The plan right now is for Col. William C. Freeman to assume command of the 353rd SOG in May. That is a tentative date. I defer to the AFSOC leadership for the final date, but May is our tentative date on the calendar, and then I will revert back to the deputy commander position.
Can you describe the structure and organization of the 353rd SOG for our readers?
We’ve got five squadrons total in the group. On the support side we have the Special Operations Maintenance Squadron, which is basically our maintenance unit responsible for the generation of SOF air power. It’s also our largest squadron in the group, and they have responsibility now currently for three different weapon systems: the MC-130H, the MC-130P, and the MC-130J. So they are very busy and are top-notch maintainers. We also have the 353rd Special Operations Support Squadron, and they’re the guys that act as our battle staff. They execute command and control functions for us. We also have security forces, medical personnel, and communicators, along with an intelligence flight. Really, without them we don’t have the coordination element and the support necessary to execute the mission and effectively command and control our assets, which then gets into the operational side.
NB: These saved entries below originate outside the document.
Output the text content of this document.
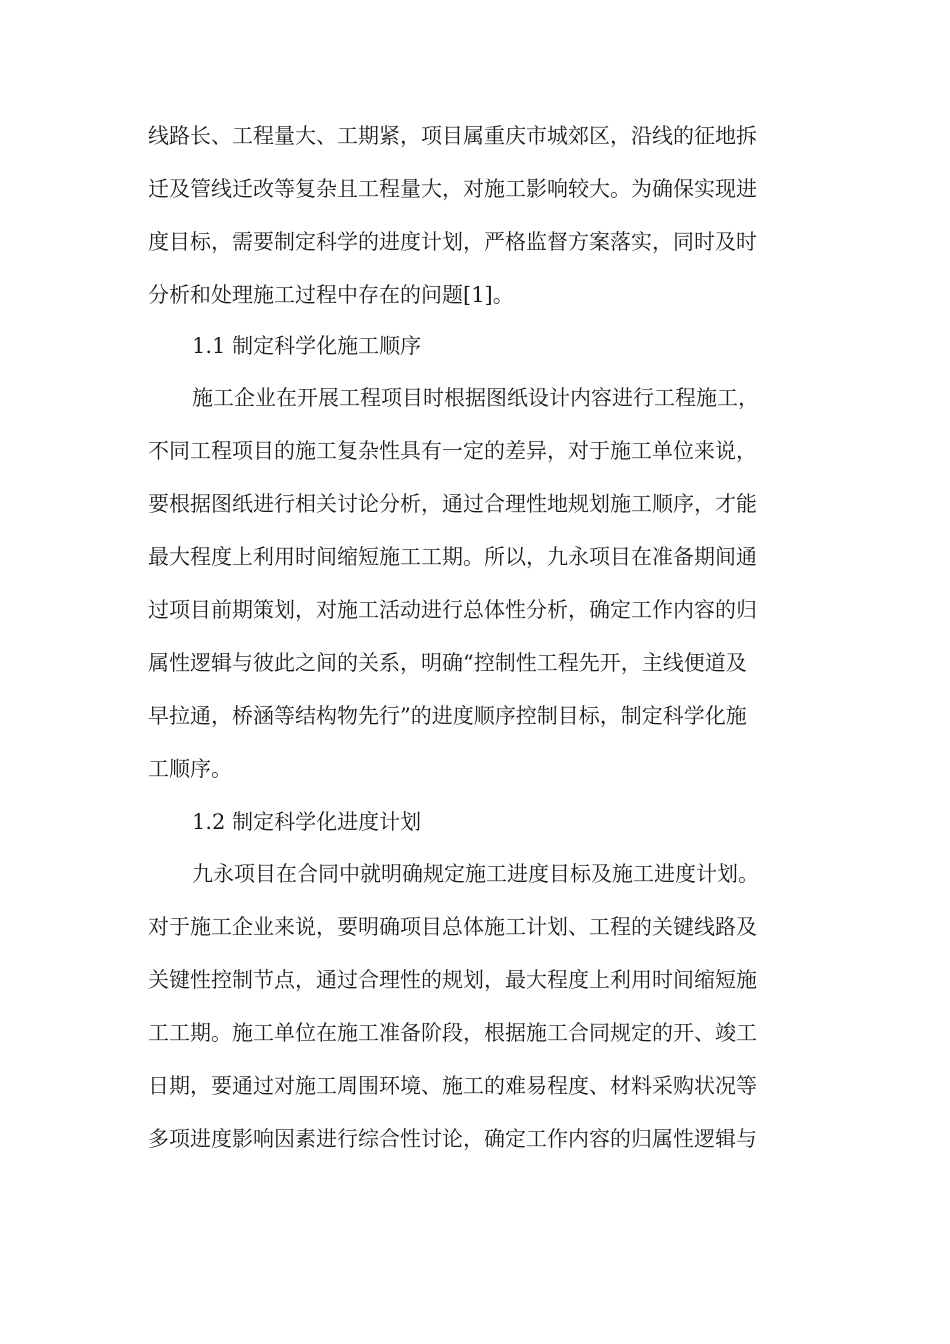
线路长、工程量大、工期紧，项目属重庆市城郊区，沿线的征地拆
迁及管线迁改等复杂且工程量大，对施工影响较大。为确保实现进
度目标，需要制定科学的进度计划，严格监督方案落实，同时及时
分析和处理施工过程中存在的问题[1]。
1.1 制定科学化施工顺序
施工企业在开展工程项目时根据图纸设计内容进行工程施工，
不同工程项目的施工复杂性具有一定的差异，对于施工单位来说，
要根据图纸进行相关讨论分析，通过合理性地规划施工顺序，才能
最大程度上利用时间缩短施工工期。所以，九永项目在准备期间通
过项目前期策划，对施工活动进行总体性分析，确定工作内容的归
属性逻辑与彼此之间的关系，明确“控制性工程先开，主线便道及
早拉通，桥涵等结构物先行”的进度顺序控制目标，制定科学化施
工顺序。
1.2 制定科学化进度计划
九永项目在合同中就明确规定施工进度目标及施工进度计划。
对于施工企业来说，要明确项目总体施工计划、工程的关键线路及
关键性控制节点，通过合理性的规划，最大程度上利用时间缩短施
工工期。施工单位在施工准备阶段，根据施工合同规定的开、竣工
日期，要通过对施工周围环境、施工的难易程度、材料采购状况等
多项进度影响因素进行综合性讨论，确定工作内容的归属性逻辑与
On the flying side, we’ve got the 1st SOS, which flies the MC-130H Combat Talon II, and then we have also the 17th SOS, which is in the middle of transitioning from the MC-130P Combat Shadow to the MC-130J Commando II. Finally, we have our 320th STS with Combat Controllers, Pararescue Jumpers, SOWTs, as well as a flight of support personnel to keep them ready for missions.
How much are you working with joint SOF partners like the 1st SFG and the 160th SOAR?
I would say that we have habitual relationships with our SOF partners. 1/1st SFG is a good example. We also work with Naval Special Warfare Unit One based in Guam, along with joint and multinational partners in South Korea. Then as different exercises occur in the theater, we’ll work with all the joint SOF units. And when the opportunities present themselves, we try to integrate with our conventional force partners as well.